The Safest Place in London by Maggie Joel

I received a copy from the publisher for review

 

safest place

Title: The Safest Place in London

Author: Maggie Joel

Genre: Fiction/Historical Fiction

Publisher: Allen & Unwin

Published: 24th August 2016/September 2016 release

Format: Paperback, also available in eBook

Pages: 352

Price: $29.99

Synopsis: Two frightened children, two very different mothers, and one night of terrifying Blitz bombing during World War Two. And when the bombs stop falling, which families’ lives will be changed forever?

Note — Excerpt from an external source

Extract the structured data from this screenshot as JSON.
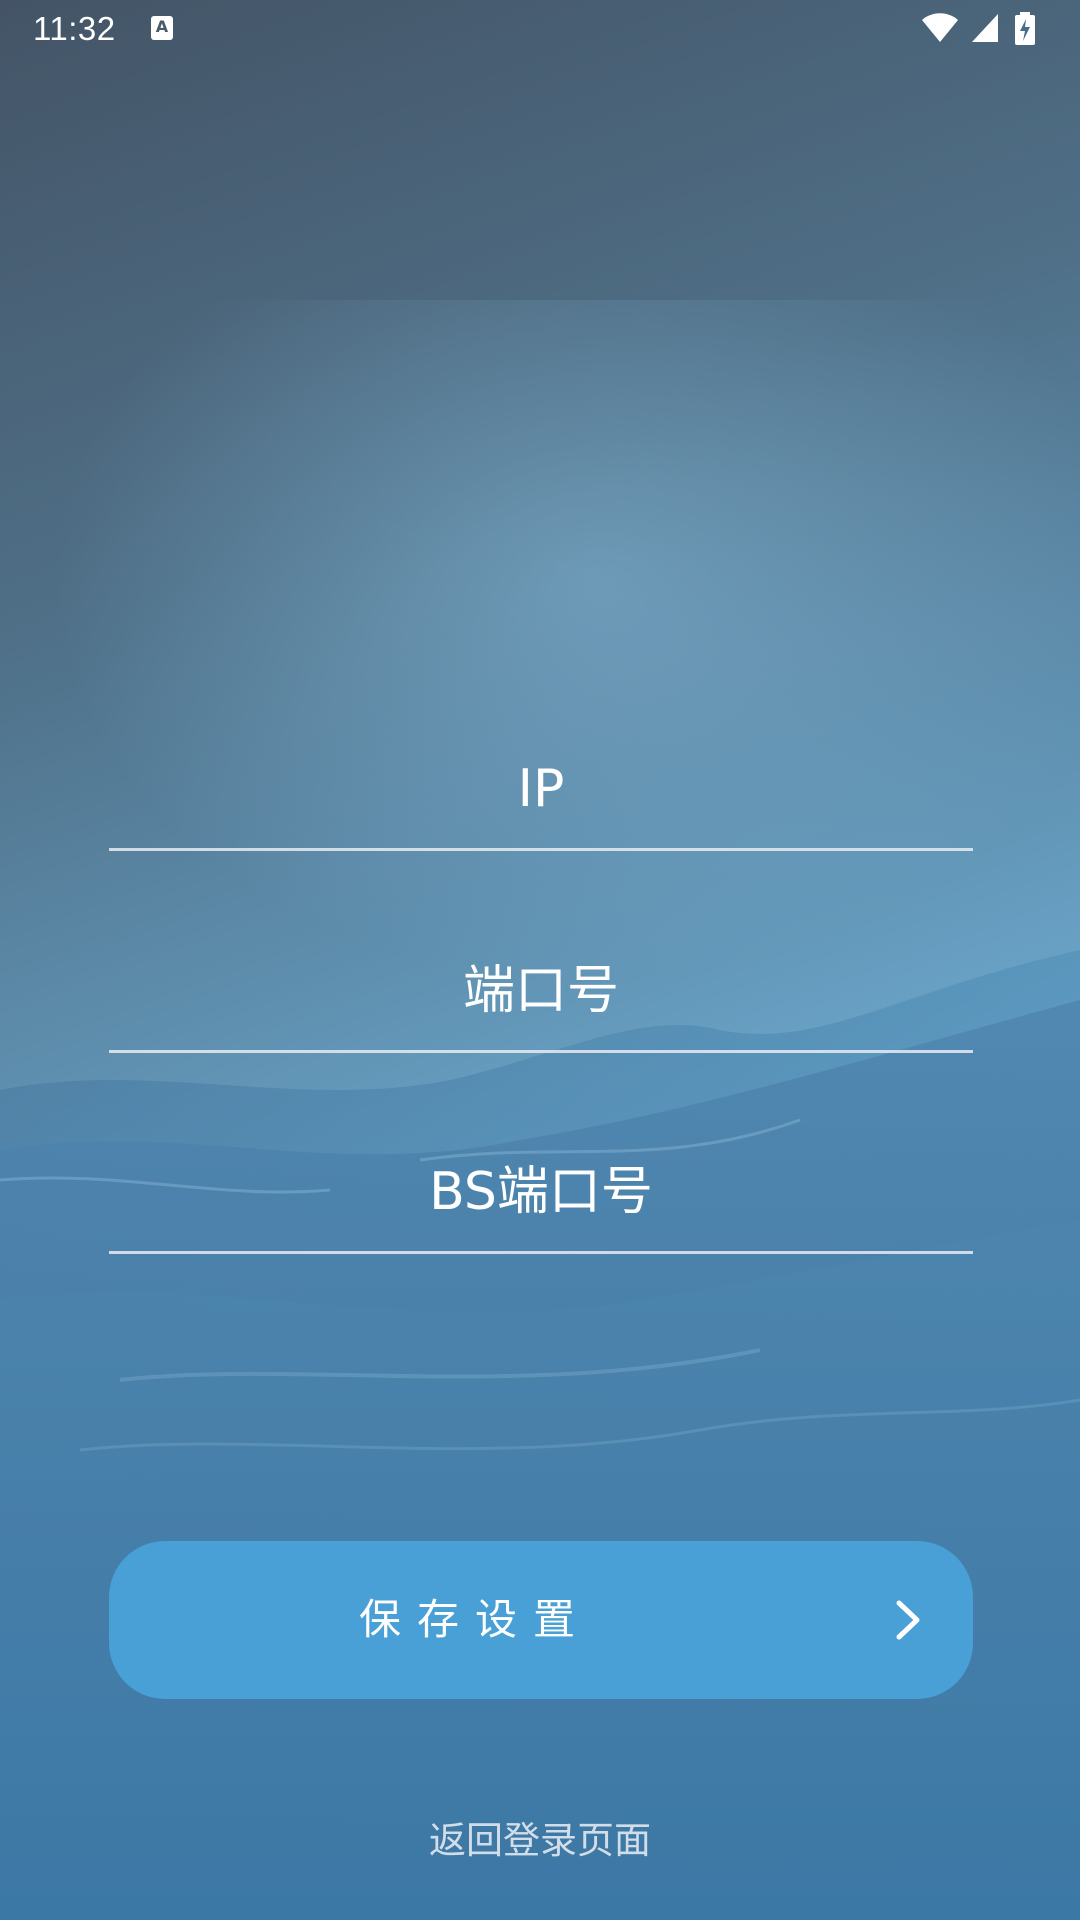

On a frozen January evening in 1944, Nancy Levin, and her three-year-old daughter, Emily, flee their impoverished East London home as an air raid siren sounds. Not far away, 39- year-old Diana Meadows and her own child, three-year-old Abigail, are lost in the black-out as the air raid begins. Finding their way in the jostling crowd to the mouth of the shelter they hurry to the safety of the underground tube station. Mrs Meadows, who has so far sat out the war in the safety of London’s outer suburbs, is terrified – as much by the prospect of sheltering in an East End tube station as of experiencing a bombing raid first hand.

Far away Diana’s husband, Gerald Meadows finds himself in a tank regiment in North Africa while Nancy’s husband, Joe Levin has narrowly survived a torpedo in the Atlantic and is about to re-join his ship. Both men have their own wars to fight but take comfort in the knowledge that their wives and children, at least, remain safe.

But in wartime, ordinary people can find themselves taking extreme action – risking everything to secure their own and their family’s survival, even at the expense of others.

~*~

The Safest Place in London is beautifully written, evocative and yet another wonderful look at the home front of World War Two, and what ordinary people did just to survive. Part one of the book is title “Underground”, and explores the night two mothers and their children from vastly separate parts of London, seek refuge in an air raid shelter in the East End. As the night wears on, the chapters flick seamlessly back and forth between each mother and how they are experiencing the night. For Nancy, this has happened before and has been a part of her life for much of her daughter’s life. For Diana, lost with her child and away from the safety of Buckinghamshire, this is the first time they have been in this situation. As the night unfolds, each woman flashes back to the days, weeks and months that have led them to this situation, and they reflect on what they have had to do to ensure the survival of their respective children whilst their husbands are away fighting the war. As the night wears on, fear grows and unexpected guests appear, resulting in an unforeseen disaster the changes the course of the novel.

In the second part, titled “Overground”, the journeys of the Levin and Meadows husbands – Joe and Gerald – are related, and take the reader up to the tragic ending to part one, and the ensuing consequences of the choices made by one mother in light of what had happened that night in London.

Maggie Joel’s novel shows that sometimes home is not the safe haven it usually is in times of war, and that the home front of a nation at war can sometimes be just as dangerous, deadly and fraught with trouble as the battlefields in far off countries that have been pulled into the ravages of war. The title made me both hopeful and wary – it made me hope for the safety of the innocent people hiding from the bombs, but filled me with trepidation and the possibility that something awful could happen at any moment. A remarkable novel that deals with the human condition in time of war, it allows the reader to experience this and had me reading late into the night to find out the motivations of each character, and if this would ever come out.

The Safest Place in London evokes a wide range of emotions, showing the flaws of the characters and what they feel they must do to survive the war. Exploring this side of the home front, where the bulk of the novel takes place on one night, Maggie Joel’s novel shows the reality of war from both sides – the home front and the battlefields, soldiers and mothers and children caught up in an air raid. It is a novel that evokes a wide range of emotions for the flawed characters who must make decisions to help their families and make a decision in the heat of the moment – a moment that can allow someone to act in a way they may never have acted before this night that was supposed to take place in the safest place in London.